Alles fing damit an, dass sich eine Journalistin über eine Buchrezension aufregte. Darin wurde eine Autorin verglichen mit einem «aufgeschreckten Reh mit sinnlichen Lippen».
Die Autorin ist der neue irische Shooting-Star Sally Rooney, 28 Jahre alt und vom Feuilleton mit hymnischer Euphorie besprochen. Die Frau, die sich aufregte, ist die Schweizer Journalistin und Literaturwissenschaftlerin Nadia Brügger.
Unter dem Hashtag #dichterdran machte Brügger ihrem Ärger Luft, indem sie den Spiess einfach umdrehte: Wie würden sich die Kritiken lesen, wenn man die Männer- und Frauenrolle vertauscht?
Zahlreiche Kolleginnen wie die Journalistin Simone Meier von Watson oder die Kolumnistin, Filmregisseurin und Drehbuchautorin Güzin Kar schlossen sich der Aktion an.
Die Tweets waren ein Hingucker: sehr witzig, sehr spritzig und treffsicher. Die Aktion zog Kreise bis nach Deutschland und in die fremdsprachige Presse, etwa in den Guardian . Nun ist das Buch mit diesen Tweets erschienen, der Titel: «Hemingways sexy Beine».
Eine ehrenhafte, ernsthafte und wichtige Sache. Immer noch kommt keine Frau in die Medien, ohne dass etwas zu ihrem Alter, Aussehen oder Benehmen gesagt wird. Die meisten Männer hingegen gehen ohne Altersangabe durch.
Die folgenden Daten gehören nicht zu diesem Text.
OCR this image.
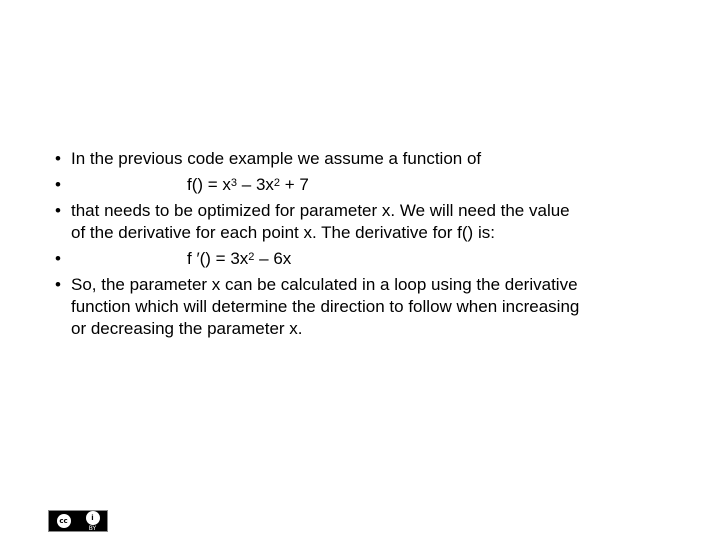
• In the previous code example we assume a function of
•	$f() = x^3 - 3x^2 + 7$
• that needs to be optimized for parameter x. We will need the value
of the derivative for each point x. The derivative for f() is:
•	f ′() = $3x^2 - 6x$
• So, the parameter x can be calculated in a loop using the derivative
function which will determine the direction to follow when increasing
or decreasing the parameter x.
cc	i
BY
Aussehen ist vielleicht noch bei Peter Stamm oder Arno Camenisch ein Thema, das Benehmen eines Autors wird auch nur sehr selten der Rezension eines Buches zugrunde gelegt.
«Typisch männlich»?
Veronika Schuchter, wissenschaftliche Mitarbeiterin am Institut für Germanistik an der Universität Innsbruck, hat in einer spannenden Studie Geschlechterverhältnisse in der Literaturkritik wissenschaftlich untersucht.
Darin geht es auch um den Sprachgebrauch. Adjektive wie «gefühlsbetont» oder «melancholisch» gälten als weibliche Eigenschaften und würden einen Text somit entwerten. «Messerscharf», «distanziert» oder «analytisch» dagegen wären «typisch männliche» Eigenschaften, einen Text aufwerten würden. Die Website Frauenzählen.de gibt einen Überblick über den Stand der Forschung.
Der Auslöser hatte andere Absichten
Von all dem ist das Buch freilich weit entfernt. Es versteht sich nicht als wissenschaftlicher Beitrag zur Debatte. Aber genau das ist auch sein Problem, und zwar aus zwei Gründen:
Erstens ist der Auslöser unsorgfältig ausgewählt. Die Rezension von Sally Rooneys «Gespräche mit Freunden» ist unpräzise und verzerrend zitiert. Der Kritiker hatte darin nämlich auf die Vermarktung der Autorin hingewiesen, auf die Fotos beispielsweise, die dem Hype in der Presse zur Seite gestellt sind. Insofern hat er genau das moniert, was auch die Autorinnen von #dichterdran monieren: Man präsentiert eine junge Autorin als Reh, damit sie sich noch besser verkauft.
Die Grundlage ist nicht erkennbar
Zweitens, und das wäre nach dieser Aktion vor allem interessant gewesen: Wie genau sehen die ursprünglichen sexistischen Kritiken aus? Viel wirkungsvoller wäre gewesen, sich die Mühe zu machen, diese Beispiele männlicher Herablassung zu sammeln und dann ins Gegenteil zu kehren.
So ist die Sammlung ein lustiges, fiktives Spiel, das ins Leere läuft, weil die Grundlage nicht erkennbar ist. Wirklich bedauerlich, dass sich die Herausgeberinnen diese Mühe nicht gemacht haben. Hoffentlich findet sich jemand, vielleicht sogar aus dem akademischen Bereich, die das nachholt.